The anaesthetist said no new or extra requests had been made to private hospitals since Victoria’s coordinated code brown was announced, leaving the “vast majority” of staff forced to take leave due to restrictions.
“It’s been two years. We cannot keep shutting down other parts of the hospital to cope with increased hospitalisations. This was fine as a short-term gap measure but is not sustainable long term.”
In Victoria, according to September figures, there were 67,596 people on the waiting list for category two and three elective surgeries.
In NSW, the figure was even higher, at 90,123 people. In Queensland, 53,933 people were waiting for elective care.
“There needs to be a better plan moving forward, as we are going to have a massive healthcare crisis in Victoria in the years to come,” the anaesthetist said. “We have one of the lowest rates of hospital and ICU beds per capita in any developed country. How have we let this happen?”
On Friday, the NSW premier, Dominic Perrottet, said plans to resume non-urgent surgery in his state would be reviewed in the middle of February, aligning with the Victorian approach
“Obviously, it is highly dependent on … hospitalisations so the next week or two will be critical in terms of making a decision,” Perrottet said.
“For urgent surgery, and during the Delta wave, 100% of surgery was completed on time and we continue to operate on people each and every day and the thing we’ve kept going is day surgery procedures. We will absolutely be turning surgery back on as soon as we possibly can.”

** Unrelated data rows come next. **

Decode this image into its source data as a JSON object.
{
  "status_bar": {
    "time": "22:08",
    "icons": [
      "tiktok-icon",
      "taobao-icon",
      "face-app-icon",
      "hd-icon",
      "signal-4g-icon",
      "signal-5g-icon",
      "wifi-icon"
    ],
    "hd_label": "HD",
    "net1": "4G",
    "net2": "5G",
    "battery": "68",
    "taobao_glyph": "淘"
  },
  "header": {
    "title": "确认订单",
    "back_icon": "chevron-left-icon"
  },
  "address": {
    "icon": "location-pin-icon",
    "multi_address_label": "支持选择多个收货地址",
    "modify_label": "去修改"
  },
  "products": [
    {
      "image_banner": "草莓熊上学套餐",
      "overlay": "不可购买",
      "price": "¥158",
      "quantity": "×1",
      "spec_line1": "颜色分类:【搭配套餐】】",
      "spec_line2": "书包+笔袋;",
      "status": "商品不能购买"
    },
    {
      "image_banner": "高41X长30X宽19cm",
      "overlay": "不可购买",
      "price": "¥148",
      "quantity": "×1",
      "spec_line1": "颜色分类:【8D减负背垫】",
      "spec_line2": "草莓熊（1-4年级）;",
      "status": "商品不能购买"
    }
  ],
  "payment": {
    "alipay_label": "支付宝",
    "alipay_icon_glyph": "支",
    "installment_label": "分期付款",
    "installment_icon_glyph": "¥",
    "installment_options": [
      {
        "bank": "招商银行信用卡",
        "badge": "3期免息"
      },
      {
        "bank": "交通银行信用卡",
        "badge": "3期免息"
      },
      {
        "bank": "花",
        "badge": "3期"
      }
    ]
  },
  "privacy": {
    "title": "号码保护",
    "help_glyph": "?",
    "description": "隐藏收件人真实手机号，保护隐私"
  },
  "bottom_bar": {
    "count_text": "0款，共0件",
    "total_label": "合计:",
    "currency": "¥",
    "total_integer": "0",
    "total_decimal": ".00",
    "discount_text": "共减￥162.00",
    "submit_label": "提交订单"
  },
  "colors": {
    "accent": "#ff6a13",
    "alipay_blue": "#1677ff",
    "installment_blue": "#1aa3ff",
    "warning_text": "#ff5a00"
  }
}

For Rees, the trans community had already been disproportionately impacted by the ripples of the pandemic.
They said while all elective surgery was important, unlike having a broken leg, they had to undergo years of internalised transphobia and an extensive process to prove their procedure was medically necessary.
“It’s enormously stressful,” they said. “I’ve been contacted by many online who are at their wits’ end at the thought of having waited so long for these surgeries and having to wait again.”